'Missed chances' over death of mum found under coat in A&E

Inga RubliteImage source, PA Media
Image caption,

Inga Rublite, 39, was thought to have left the hospital but was found behind a door in the emergency department

  • Published

A coroner has ruled "opportunities were missed" in the care of a woman who died after waiting for more than eight hours in a crowded A&E waiting room.

Inga Rublite, a 39-year-old mum of two, was found unconscious under her coat at the Queen's Medical Centre (QMC) in Nottingham on 20 January, and died days later from a brain aneurysm.

Following a two-day inquest, coroner Dr Elizabeth Didcock concluded Ms Rublite died of natural causes - but said there were two missed opportunities to diagnose her.

Nottingham University Hospitals (NUH) NHS Trust said it accepted there were missed opportunities in Ms Rublite's care, adding it was "truly sorry that [it] did not meet the standards we strive to deliver".

Ms Rublite had called 111 on 19 January, with a severe headache, neck pain and blurred vision.

The inquest at Nottingham Coroner's Court heard she had been advised to go to hospital, where she arrived at about 22:30 GMT.

After her last assessment by staff at the QMC at 02:00, Ms Rublite did not respond to her name being called three times between 04:30 and 06:50.

Staff registered her as having been discharged, but found her 10 minutes later "slumped" on to the floor with her coat over her head.

Image source, PA Media
Image caption,

Inese Briede, Ms Rublite's twin sister, attended the conclusion in Nottingham before returning to Latvia

The coroner said Ms Rublite was appropriately triaged by a nurse on attendance to the emergency department.

However, a later discussion with a junior member of medical staff about her symptoms, followed by a failure to refer her for a CT scan, were considered a missed opportunity.

The coroner said this should have been handled by a senior member of staff.

Following a second assessment shortly after 02:00 on 20 January, during which Ms Rublite had reported severe pain, there was no escalation in her care, which the coroner considered a second missed opportunity.
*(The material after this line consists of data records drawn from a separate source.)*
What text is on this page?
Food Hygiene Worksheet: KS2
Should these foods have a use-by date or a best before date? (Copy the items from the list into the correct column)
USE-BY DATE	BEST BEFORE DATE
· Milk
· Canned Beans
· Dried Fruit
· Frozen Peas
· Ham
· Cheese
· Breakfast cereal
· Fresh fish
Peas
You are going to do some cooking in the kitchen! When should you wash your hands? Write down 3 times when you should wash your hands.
Ms Didcock added she was "struck by a lack of repeated calling" if a person did not respond to being called in the emergency department, adding she would have expected further calls 10 to 15 minutes after each missed callout.

'Extreme pressure'

However, Ms Didcock said if Ms Rublite was admitted as she should have been, she still would have had a "second and rapid devastating bleed" on the brain.
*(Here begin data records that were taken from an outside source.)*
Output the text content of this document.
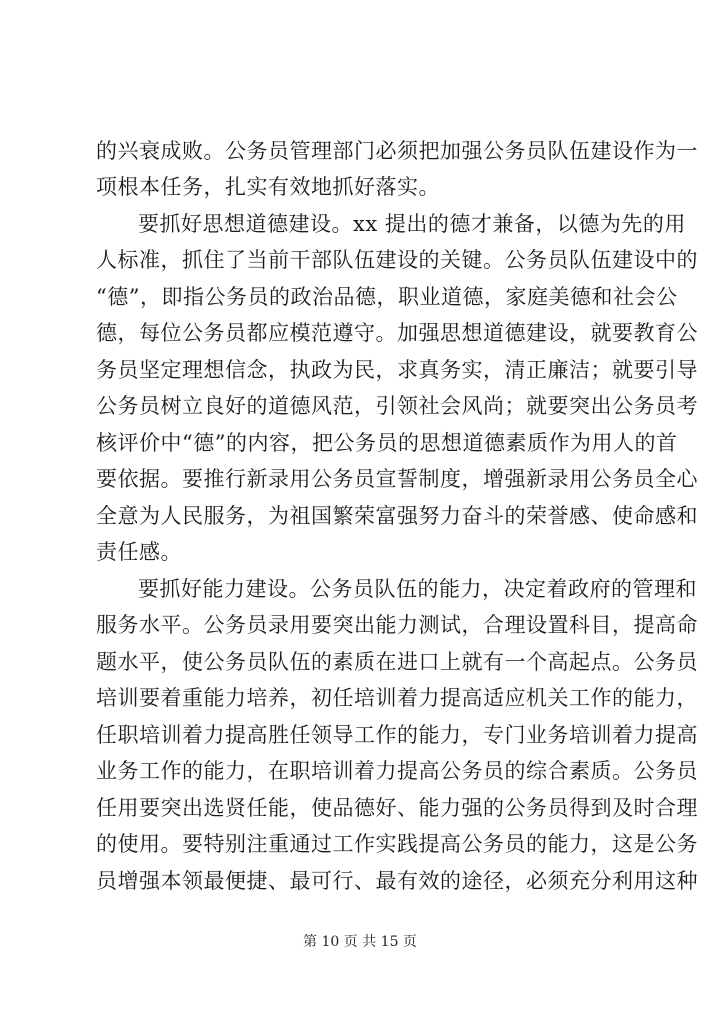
的兴衰成败。公务员管理部门必须把加强公务员队伍建设作为一
项根本任务，扎实有效地抓好落实。
要抓好思想道德建设。xx 提出的德才兼备，以德为先的用
人标准，抓住了当前干部队伍建设的关键。公务员队伍建设中的
“德”，即指公务员的政治品德，职业道德，家庭美德和社会公
德，每位公务员都应模范遵守。加强思想道德建设，就要教育公
务员坚定理想信念，执政为民，求真务实，清正廉洁；就要引导
公务员树立良好的道德风范，引领社会风尚；就要突出公务员考
核评价中“德”的内容，把公务员的思想道德素质作为用人的首
要依据。要推行新录用公务员宣誓制度，增强新录用公务员全心
全意为人民服务，为祖国繁荣富强努力奋斗的荣誉感、使命感和
责任感。
要抓好能力建设。公务员队伍的能力，决定着政府的管理和
服务水平。公务员录用要突出能力测试，合理设置科目，提高命
题水平，使公务员队伍的素质在进口上就有一个高起点。公务员
培训要着重能力培养，初任培训着力提高适应机关工作的能力，
任职培训着力提高胜任领导工作的能力，专门业务培训着力提高
业务工作的能力，在职培训着力提高公务员的综合素质。公务员
任用要突出选贤任能，使品德好、能力强的公务员得到及时合理
的使用。要特别注重通过工作实践提高公务员的能力，这是公务
员增强本领最便捷、最可行、最有效的途径，必须充分利用这种
第 10 页 共 15 页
Between 19 and 20 January, the emergency department at the QMC was overcrowded and understaffed, the inquest heard.

The emergency department - which has a capacity of 36 people - had 76 people waiting when Ms Rublite arrived, the coroner said.

Ms Didcock said a lot of issues revealed in this case were "out of [the trust's] reach".

Dr Manjeet Shehmar, medical director at the hospital trust, said: "We would like to offer our sincere condolences to the family of Inga for their loss. Although due to the nature of the bleed on the brain the outcome is unlikely to have been different, we accept there were missed opportunities in Inga's care and are truly sorry that we did not meet the standards we strive to deliver.

"We recognise there are times when our hospitals are under extreme pressure which can impact patient experience. Our teams continue to work hard to maintain safe services and improve flow across our sites. We apologise to patients who experience delays in their care, and continue to prioritise patients with the highest level of need.

"We have completed an investigation in order to assess and implement learning, and as a result have introduced changes in our emergency department to ensure we can deliver better care to patients and support our staff to do this in the future.

"We fully accept the coroner's findings, and are determined to take all action possible to improve our care."